Did the Early Church believe that the Eucharist was the Body of Christ?
Let’s take a look at what the early Church Fathers had to say about the Eucharist:
- “They [the Docetics, a heretical group] abstain from the Eucharist and from prayer, because they do not confess that the Eucharist is the flesh of our Savior Jesus Christ, flesh which suffered for our sins and which the Father, in His goodness, raised up again.” -St. Ignatius of Antioch, Letter to the Smyrnaeans 6, 2 (around 100 A.D.)
- “I have no taste for corruptible food nor for the pleasures of this life. I desire the Bread of God, which is the Flesh of Jesus Christ…and for drink I desire His Blood, which is love incorruptible.” -St. Ignatius of Antioch, Letter to the Romans 7, 3 (around 100 A.D.)
...for they are, according to the Master’s declaration, the Body and Blood of Christ. - “We call this food Eucharist; and no one else is permitted to partake of it, except one who believes our teaching to be true… For not as common bread nor common drink do we receive these; but since Jesus Christ our Savior was made incarnate by the word of God and had both flesh and blood for our salvation, so too, as we have been taught, the food which has been made into the Eucharist by the Eucharistic prayer set down by Him, and by the change of which our blood and flesh is nourished, is both the Flesh and the Blood of that incarnate Jesus.” -St. Justin Martyr, First Apology, 66, 20 (around 150 A.D.)
- “He [Jesus] has declared the cup, a part of creation, to be His own Blood, from which He causes our blood to flow; and the bread, a part of creation, He has established as His own Body, from which He gives increase to our bodies.” -St. Irenaeus, Against Heresies, 5, 2, 2 (around 195 A.D.)
- “[T]he bread over which thanks have been given is the Body of their Lord, and the cup His Blood...” -St. Irenaeus, Against Heresies, IV:18, 4 (around 200 A.D.)
- “Do not, therefore, regard the bread and wine as simply that; for they are, according to the Master’s declaration, the Body and Blood of Christ. Even though the senses suggest to you the other, let faith make you firm. Do not judge in this matter by taste, but be fully assured by the faith, not doubting that you have been deemed worthy of the Body and Blood of Christ.” -St. Cyril of Jerusalem, Catechetical Lectures: [Mystagogic 4], 22, 6 (350 A.D.)
- "‘And she [Wisdom] has furnished her table’ [Prov. 9:2] . . . refers to his [Christ’s] honored and undefiled body and blood, which day by day are administered and offered sacrificially at the spiritual divine table, as a memorial of that first and ever-memorable table of the spiritual divine supper [i.e., the Last Supper]" - St. Hippolytus, Fragment from Commentary on Proverbs (217 A.D.)

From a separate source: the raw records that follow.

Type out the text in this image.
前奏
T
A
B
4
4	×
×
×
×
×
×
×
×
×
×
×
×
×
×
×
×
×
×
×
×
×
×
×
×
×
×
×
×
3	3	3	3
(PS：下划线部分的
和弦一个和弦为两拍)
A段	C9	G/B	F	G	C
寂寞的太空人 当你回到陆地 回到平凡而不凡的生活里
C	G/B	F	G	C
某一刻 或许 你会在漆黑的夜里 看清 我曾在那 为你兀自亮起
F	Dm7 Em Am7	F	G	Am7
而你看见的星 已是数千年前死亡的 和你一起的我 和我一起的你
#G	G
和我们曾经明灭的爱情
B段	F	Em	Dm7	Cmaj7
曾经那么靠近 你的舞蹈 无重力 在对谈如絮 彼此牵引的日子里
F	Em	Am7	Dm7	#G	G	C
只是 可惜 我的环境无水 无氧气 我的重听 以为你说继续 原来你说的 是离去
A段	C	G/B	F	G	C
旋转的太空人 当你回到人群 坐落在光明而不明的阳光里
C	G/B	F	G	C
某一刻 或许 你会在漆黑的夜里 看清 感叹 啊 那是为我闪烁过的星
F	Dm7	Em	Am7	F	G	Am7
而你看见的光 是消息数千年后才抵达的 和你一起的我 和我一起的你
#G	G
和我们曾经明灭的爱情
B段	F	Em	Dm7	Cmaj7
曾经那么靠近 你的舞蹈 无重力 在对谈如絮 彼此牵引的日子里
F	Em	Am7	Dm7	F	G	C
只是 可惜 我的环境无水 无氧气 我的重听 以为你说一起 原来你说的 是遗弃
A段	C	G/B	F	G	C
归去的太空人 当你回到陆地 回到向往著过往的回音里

- “You ought to know what you have received, what you are going to receive, and what you ought to receive daily. That Bread which you see on the altar, consecrated by the word of God, is the Body of Christ. That chalice, or rather, what the chalice holds, consecrated by the word of God, is the Blood of Christ. Through those accidents the Lord wished to entrust to us His Body and the Blood which He poured out for the remission of sins.” -St. Augustine, Sermons, No. 227 (around 405 A.D.)
These are just a few of the writers from the first 400 years of Christianity that refer to the real presence of Jesus in the Eucharist. The fact of the matter is that the Catholic Church has faithfully maintained that Jesus is truly present in the Holy Eucharist; it isn’t something that we made up, God set it up that way.